Arabella Station on Magazine Street is now the Whole Foods Uptown location

Arabella Station

Magazine and Joseph Streets, looking west, towards Arabella Street, 1948. (Franck Studios photo)

Arabella Station

The big barn at Magazine and Arabella Streets serviced streetcars until 1948. NOPSI needed a bus facility uptown. So, they operated Arabella as a bus barn.

The top photo is from 19-February-1948. So, NOPSI discontinued streetcars on the Magazine on 11-February-1948. Buses replaced streetcars that month. Trackless trolleys took over that July. NOPSI did not demolish the infrastructure around the station right away. This was different than on Canal Street. So, NOPSI needed the overhead wiring on Magazine. The neighborhood supported the changes. The company continued streetcars on Canal and St. Charles. Both have neutral grounds. Therefore, they supported streetcars better.

History

arabella station

The end of the Magazine Street line, 1883. Robinson’s Atlas. (Courtesy Orleans Parish Notarial Archives)
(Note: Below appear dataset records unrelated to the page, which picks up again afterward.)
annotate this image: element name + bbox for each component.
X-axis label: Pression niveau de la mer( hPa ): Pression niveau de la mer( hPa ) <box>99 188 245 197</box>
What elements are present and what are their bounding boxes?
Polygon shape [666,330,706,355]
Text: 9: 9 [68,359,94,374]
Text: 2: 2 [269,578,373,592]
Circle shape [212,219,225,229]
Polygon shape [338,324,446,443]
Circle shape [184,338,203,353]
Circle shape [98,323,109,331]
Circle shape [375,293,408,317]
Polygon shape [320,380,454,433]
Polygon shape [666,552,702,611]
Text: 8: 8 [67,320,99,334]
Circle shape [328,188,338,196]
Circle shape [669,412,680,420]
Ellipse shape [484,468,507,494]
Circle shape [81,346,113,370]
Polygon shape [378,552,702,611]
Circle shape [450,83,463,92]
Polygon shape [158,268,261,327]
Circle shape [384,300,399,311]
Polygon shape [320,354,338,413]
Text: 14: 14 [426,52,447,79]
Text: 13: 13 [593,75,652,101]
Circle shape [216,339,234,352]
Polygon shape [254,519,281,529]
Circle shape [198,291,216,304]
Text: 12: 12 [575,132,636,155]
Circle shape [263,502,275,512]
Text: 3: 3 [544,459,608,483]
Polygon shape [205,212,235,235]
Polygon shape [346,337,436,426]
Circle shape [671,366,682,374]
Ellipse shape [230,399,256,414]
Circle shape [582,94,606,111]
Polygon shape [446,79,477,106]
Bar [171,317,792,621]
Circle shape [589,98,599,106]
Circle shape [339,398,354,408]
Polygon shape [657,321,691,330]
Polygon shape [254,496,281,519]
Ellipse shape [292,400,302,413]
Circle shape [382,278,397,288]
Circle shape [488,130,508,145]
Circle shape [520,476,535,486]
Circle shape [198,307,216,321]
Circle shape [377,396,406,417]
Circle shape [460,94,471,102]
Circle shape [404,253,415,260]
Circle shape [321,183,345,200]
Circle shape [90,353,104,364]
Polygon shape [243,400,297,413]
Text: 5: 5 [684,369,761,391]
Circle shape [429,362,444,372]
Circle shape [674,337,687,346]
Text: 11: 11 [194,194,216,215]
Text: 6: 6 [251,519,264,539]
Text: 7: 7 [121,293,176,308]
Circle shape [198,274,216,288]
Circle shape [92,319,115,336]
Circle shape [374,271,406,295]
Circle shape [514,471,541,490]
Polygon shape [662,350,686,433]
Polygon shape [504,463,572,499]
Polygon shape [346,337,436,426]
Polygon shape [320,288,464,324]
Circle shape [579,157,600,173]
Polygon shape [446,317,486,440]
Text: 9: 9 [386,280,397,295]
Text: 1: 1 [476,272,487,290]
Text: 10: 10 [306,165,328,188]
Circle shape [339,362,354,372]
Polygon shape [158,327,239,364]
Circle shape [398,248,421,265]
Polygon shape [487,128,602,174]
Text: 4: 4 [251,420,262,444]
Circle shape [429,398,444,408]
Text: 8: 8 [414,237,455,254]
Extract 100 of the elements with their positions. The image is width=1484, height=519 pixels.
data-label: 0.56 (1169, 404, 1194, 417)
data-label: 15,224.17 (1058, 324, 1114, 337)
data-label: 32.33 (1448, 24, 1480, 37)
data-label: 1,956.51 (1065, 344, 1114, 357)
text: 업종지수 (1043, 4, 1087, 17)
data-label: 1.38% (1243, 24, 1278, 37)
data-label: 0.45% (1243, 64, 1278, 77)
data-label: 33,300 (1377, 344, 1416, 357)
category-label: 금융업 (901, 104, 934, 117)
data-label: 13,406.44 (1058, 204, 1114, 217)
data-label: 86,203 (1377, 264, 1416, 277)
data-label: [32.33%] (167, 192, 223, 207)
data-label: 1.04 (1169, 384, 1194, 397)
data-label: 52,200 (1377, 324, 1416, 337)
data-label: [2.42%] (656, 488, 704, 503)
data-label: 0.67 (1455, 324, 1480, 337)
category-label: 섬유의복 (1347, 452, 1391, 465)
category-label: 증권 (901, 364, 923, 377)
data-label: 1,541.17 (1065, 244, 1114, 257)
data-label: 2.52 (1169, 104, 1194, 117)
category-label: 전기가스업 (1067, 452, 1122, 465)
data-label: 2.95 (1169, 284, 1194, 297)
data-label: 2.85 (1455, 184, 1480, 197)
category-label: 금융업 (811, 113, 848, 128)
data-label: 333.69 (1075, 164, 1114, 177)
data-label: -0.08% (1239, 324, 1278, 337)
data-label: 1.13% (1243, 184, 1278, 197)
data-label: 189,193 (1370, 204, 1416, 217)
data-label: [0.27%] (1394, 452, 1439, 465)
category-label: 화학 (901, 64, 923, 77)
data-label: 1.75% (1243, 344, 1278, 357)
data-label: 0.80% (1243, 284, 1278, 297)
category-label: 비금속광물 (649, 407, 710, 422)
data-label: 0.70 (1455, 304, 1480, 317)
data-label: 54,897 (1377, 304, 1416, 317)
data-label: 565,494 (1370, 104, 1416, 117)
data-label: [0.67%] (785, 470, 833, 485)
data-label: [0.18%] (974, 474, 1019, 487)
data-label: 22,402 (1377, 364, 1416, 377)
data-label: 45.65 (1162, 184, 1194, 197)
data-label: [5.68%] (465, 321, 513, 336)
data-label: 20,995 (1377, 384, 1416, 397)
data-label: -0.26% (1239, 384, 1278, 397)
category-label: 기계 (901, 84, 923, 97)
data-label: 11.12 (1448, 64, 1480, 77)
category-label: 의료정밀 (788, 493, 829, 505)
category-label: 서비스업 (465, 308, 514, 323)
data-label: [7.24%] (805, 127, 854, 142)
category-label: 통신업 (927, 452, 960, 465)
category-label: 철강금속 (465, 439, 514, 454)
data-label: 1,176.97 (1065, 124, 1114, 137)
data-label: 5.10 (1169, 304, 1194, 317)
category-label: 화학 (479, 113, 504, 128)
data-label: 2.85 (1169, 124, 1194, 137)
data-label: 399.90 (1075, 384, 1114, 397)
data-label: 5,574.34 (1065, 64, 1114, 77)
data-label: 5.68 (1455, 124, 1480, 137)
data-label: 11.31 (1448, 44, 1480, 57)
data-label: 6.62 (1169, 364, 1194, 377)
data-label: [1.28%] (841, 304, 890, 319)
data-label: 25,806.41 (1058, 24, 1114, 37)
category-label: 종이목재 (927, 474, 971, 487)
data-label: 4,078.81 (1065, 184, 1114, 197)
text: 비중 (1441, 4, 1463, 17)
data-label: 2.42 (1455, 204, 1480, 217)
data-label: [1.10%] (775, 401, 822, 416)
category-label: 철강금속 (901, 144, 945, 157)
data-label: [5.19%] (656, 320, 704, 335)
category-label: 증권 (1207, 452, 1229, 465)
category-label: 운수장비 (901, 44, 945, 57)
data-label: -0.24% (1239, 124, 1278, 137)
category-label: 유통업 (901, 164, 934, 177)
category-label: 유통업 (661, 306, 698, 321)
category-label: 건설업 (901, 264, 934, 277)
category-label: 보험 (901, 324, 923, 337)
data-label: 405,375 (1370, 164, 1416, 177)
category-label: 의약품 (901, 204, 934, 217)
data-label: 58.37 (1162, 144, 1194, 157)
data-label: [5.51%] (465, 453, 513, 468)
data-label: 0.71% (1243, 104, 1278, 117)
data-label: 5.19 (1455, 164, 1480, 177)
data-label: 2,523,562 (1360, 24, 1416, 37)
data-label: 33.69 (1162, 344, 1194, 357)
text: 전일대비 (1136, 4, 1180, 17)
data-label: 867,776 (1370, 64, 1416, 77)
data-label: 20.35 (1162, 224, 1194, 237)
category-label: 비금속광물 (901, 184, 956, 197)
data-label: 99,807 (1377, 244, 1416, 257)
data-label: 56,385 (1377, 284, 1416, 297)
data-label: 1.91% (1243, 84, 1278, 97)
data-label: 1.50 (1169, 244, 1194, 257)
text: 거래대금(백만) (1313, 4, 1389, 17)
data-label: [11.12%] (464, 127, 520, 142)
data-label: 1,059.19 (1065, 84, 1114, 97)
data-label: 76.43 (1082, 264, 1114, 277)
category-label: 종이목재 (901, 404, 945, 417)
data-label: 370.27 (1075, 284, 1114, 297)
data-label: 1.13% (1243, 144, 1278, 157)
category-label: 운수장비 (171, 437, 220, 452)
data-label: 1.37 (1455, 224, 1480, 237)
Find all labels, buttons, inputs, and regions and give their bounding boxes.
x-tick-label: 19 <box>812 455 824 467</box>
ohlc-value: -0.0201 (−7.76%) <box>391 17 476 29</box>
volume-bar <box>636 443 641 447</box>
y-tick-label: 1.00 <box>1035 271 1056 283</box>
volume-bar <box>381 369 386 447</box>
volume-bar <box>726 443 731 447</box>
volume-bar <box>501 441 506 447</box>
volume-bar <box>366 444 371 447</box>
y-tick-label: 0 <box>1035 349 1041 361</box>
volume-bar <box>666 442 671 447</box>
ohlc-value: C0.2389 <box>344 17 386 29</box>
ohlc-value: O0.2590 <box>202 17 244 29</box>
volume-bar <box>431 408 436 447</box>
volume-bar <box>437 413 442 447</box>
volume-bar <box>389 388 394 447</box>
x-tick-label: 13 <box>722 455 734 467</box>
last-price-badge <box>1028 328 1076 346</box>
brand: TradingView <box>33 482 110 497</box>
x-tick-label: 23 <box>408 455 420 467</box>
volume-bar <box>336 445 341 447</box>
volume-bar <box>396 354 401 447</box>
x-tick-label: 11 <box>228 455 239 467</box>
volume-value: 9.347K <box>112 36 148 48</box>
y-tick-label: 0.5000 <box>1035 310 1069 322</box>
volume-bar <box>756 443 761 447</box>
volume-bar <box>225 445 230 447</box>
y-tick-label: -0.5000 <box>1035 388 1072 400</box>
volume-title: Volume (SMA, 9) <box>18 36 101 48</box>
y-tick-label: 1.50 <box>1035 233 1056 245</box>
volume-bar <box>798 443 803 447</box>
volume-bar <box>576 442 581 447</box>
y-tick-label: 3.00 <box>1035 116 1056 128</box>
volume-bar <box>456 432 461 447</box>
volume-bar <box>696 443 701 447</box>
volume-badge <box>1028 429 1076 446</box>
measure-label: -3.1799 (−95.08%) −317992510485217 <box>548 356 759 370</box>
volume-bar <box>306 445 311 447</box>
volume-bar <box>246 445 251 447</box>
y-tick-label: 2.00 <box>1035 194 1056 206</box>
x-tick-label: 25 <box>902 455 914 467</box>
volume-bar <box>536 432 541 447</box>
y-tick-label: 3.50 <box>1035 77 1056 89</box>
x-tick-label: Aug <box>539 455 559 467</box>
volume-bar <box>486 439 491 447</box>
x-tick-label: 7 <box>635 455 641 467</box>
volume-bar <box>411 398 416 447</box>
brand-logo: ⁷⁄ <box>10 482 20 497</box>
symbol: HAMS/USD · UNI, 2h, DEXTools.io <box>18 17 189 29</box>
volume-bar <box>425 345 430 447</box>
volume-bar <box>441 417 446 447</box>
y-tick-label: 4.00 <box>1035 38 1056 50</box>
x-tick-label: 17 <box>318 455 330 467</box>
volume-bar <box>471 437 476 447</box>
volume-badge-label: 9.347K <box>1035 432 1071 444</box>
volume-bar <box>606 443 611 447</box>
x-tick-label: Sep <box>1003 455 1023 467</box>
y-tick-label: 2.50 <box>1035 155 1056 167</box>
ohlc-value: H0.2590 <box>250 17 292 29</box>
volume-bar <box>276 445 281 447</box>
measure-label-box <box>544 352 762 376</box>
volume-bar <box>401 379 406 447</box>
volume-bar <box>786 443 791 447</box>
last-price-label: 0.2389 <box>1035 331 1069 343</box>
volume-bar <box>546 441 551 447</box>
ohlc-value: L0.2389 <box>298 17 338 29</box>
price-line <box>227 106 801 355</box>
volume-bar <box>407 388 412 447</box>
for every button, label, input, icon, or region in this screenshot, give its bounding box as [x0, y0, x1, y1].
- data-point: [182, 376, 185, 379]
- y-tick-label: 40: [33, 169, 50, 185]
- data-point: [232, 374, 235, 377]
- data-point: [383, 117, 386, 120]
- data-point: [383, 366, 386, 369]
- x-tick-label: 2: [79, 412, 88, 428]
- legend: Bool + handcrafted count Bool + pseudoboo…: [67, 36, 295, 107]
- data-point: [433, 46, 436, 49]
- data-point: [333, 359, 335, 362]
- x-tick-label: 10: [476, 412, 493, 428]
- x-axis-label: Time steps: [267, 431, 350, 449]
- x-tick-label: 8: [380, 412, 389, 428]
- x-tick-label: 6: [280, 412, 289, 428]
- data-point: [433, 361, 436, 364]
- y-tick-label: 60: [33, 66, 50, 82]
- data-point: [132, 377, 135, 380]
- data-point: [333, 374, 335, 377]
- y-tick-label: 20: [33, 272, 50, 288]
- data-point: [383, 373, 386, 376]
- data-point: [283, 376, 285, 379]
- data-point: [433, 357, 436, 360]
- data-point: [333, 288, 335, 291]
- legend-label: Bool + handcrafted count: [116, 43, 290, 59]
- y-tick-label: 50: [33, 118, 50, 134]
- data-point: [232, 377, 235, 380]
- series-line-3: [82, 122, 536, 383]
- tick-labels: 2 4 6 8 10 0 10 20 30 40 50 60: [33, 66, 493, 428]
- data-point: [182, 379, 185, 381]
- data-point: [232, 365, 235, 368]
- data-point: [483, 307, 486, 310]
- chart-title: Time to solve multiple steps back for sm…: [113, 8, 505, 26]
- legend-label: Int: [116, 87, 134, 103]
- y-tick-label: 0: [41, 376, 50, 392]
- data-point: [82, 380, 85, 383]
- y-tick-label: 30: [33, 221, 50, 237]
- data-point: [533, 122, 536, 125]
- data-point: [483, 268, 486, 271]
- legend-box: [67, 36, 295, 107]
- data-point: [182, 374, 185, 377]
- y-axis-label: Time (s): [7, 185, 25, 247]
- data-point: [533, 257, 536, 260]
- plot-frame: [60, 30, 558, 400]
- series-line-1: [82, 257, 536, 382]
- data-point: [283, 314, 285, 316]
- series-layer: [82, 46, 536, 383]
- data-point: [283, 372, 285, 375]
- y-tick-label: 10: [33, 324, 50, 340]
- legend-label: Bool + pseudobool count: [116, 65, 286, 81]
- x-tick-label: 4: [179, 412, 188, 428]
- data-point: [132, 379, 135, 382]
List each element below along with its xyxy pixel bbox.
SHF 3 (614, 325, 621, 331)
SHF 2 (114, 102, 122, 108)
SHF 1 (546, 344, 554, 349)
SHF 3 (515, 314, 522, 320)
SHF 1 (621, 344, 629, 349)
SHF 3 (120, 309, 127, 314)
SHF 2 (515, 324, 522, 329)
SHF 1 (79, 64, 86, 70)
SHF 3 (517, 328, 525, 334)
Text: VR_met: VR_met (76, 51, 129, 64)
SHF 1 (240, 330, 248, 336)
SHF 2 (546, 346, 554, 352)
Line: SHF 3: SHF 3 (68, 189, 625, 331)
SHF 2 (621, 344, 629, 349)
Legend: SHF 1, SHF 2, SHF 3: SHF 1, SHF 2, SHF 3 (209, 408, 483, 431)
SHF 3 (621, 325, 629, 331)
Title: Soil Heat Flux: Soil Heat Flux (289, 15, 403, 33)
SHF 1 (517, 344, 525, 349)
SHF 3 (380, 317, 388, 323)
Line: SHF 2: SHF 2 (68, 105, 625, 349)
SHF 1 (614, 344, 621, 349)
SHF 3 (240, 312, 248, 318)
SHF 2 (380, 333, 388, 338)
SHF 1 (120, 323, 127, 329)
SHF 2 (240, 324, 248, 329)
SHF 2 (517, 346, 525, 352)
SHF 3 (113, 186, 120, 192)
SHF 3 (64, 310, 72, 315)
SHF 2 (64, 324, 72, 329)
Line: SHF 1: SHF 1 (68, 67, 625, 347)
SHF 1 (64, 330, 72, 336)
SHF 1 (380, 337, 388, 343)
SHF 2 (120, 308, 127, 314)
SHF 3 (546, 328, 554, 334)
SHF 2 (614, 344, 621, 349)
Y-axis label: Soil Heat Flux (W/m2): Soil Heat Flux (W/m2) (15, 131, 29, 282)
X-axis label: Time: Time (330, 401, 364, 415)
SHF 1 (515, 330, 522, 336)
The Crescent City Railroad Company built Arabella Station in the 1880s. They operated the barn at Octavia and Magazine. CCRRCo acquired the barn from the Magazine Streetcar Company. The company outgrew that barn. So, they moved down a couple of blocks, to Arabella. Crescent City Railroad merged into the New Orleans Traction Company. That company merged into New Orleans Railway and Light. Eventually, transit re-organized into New Orleans Public Service Company, Inc.

Arabella Station

Outside streetcar storage behind Arabella Station, 1920. (E. Harper Charlton photo)

Under NOPSI, Arabella Station housed streetcars for the Uptown lines operating from St. Charles to the river. So, Carrollton Station serviced the St. Charles line and the “uptown backatown” lines. In this photo from 1920,

Layout

Arabella Station

Track plan for the Arabella Barn, 1920s. (NOPSI image)

While Carrollton Station’s layout is, enter from the rear, exit to the front, Arabella Station used Magazine Street for both entrance and exit. The barn occupied the block from Magazine to Constance Street. The block between Constance and Patton Streets was the outside trackage you see in the 1920 photo.

Arabella Station

Arabella Station, 1920. (NOPSI photo)

In and out on Magazine Street made sense. The streets were tight. Therefore, going around the barn was tough. These 1920 photos show the hustle-bustle of streetcar operations uptown.

Arabella Station as Supermarket

Arabella station

Whole Foods Market, Arabella Station.

Arabella Station became a Whole Foods Market in 2002. You can still see some of the old tracks in the back parking lot. Compare this Google street view with the 1948 version!